L’ère de la désinformation

Le combat d’intérêt entre les deux putschistes soudanais, les crises sécuritaires malienne et burkinabée, la rébellion en RDC, la crise ukrainienne et la manifestation française, autant de sujets pour enflammer la braise des mauvaises nouvelles dans les rues de mon quartier sahélien. Autour des plats de viandes grillées à l’occasion de l’Aïd, mes amis vont dans tous les sens sur le terrain glissant de la désinformation. A croire que malgré de multiples actions en cours pour freiner l’épidémie des infox au sein de la société malienne, l’éducation aux médias demeure jusqu’à présent une priorité majeure dans mon pays. 

George (nom emprunté) s’occupe avec énergie aux viandes marinées sur le four local confectionné par nos soins. Les discussions fusent à tout azimut, sous la belle sonorité mandingue de la chanson « M’Bemba » du maestro Salif Keita sur la modeste radio moderne connectée à un smartphone. Sidi, dans sa traditionnelle discussion, faisait le tour de l’actualité mondiale. Directement, quelqu’un nous invite dans le combat entre les deux putschistes soudanais. Sans aucune information sure, j’entends la voix gutturale de Boura, cascadant ce qu’on appelle la pure affabulation. 

Photo-collage

« En quarante-huit heures, il y’a eu plus de 20.000 morts dans ce combat entre les deux candidats favoris dans l’élection présidentielle au Soudan. Je ne sais pas ce que joue l’ONU ? Quelle est sa vraie place ? C’est eux le véritable problème africain, elle est la source de notre malheur » s’insurge-t-il en faux.   

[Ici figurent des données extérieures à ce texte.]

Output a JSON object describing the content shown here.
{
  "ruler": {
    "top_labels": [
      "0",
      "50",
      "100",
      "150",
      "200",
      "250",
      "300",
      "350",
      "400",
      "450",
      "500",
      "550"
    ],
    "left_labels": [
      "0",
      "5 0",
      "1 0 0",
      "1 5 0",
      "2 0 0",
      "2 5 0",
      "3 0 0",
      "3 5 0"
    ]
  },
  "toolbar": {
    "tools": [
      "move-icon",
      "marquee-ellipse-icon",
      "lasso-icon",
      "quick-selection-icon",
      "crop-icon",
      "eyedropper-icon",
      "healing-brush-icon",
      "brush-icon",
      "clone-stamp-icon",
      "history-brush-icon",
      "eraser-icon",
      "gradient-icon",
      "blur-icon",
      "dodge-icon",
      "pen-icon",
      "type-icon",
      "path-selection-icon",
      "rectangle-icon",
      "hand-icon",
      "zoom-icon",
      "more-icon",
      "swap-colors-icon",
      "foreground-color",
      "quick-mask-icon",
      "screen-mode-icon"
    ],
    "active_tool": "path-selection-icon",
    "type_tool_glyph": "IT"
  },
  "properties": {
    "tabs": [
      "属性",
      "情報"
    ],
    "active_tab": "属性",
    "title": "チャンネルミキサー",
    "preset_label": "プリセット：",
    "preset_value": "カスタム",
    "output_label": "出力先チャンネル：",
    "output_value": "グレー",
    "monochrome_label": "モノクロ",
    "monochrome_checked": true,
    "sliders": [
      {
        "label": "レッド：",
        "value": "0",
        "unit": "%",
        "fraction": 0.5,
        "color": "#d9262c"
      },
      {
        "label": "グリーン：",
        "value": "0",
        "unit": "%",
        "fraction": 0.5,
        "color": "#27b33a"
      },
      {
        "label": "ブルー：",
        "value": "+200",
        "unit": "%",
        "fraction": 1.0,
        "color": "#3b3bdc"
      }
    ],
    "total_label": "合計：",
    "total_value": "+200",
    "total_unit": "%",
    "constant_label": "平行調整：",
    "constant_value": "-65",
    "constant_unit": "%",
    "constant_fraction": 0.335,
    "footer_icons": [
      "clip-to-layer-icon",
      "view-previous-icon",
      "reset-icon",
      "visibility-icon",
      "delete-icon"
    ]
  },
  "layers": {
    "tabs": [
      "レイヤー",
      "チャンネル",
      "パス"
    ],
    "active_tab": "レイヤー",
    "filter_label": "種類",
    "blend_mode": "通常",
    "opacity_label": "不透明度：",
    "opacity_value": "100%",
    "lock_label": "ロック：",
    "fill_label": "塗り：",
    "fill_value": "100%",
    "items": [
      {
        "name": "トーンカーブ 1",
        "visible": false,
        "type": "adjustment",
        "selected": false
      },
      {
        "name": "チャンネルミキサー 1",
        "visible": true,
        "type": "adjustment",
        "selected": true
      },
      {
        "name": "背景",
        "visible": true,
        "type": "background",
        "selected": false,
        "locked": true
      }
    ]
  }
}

Intoxication informationnelle

Voici une insanité qui me fait pivoter sur ma chaise, je lui demande d’où il tire ses informations ? il me cite les noms de quelques webmédias dont je n’ai jamais entendu parler, tout en haussant les pseudonymes de certains soi-disant révolutionnaires panafricains. Qui ne sont rien d’autres que les instruments des conflits d’intérêt des puissances mondiales. 

J’ai essayé de lui renvoyer vers la voix de la bonne information, en lui énumérant les noms de certains médias locaux, nationaux et internationaux très surs. Brusquement, je me suis fait arrêter par trois amis en même temps, « Djo (mon pote), tu nous arrêtes ça. Tous ces médias que tu viens de citer sont des propagandistes qui paraphrasent nos dignes panafricanistes engagés dans la lutte de libération africaine » 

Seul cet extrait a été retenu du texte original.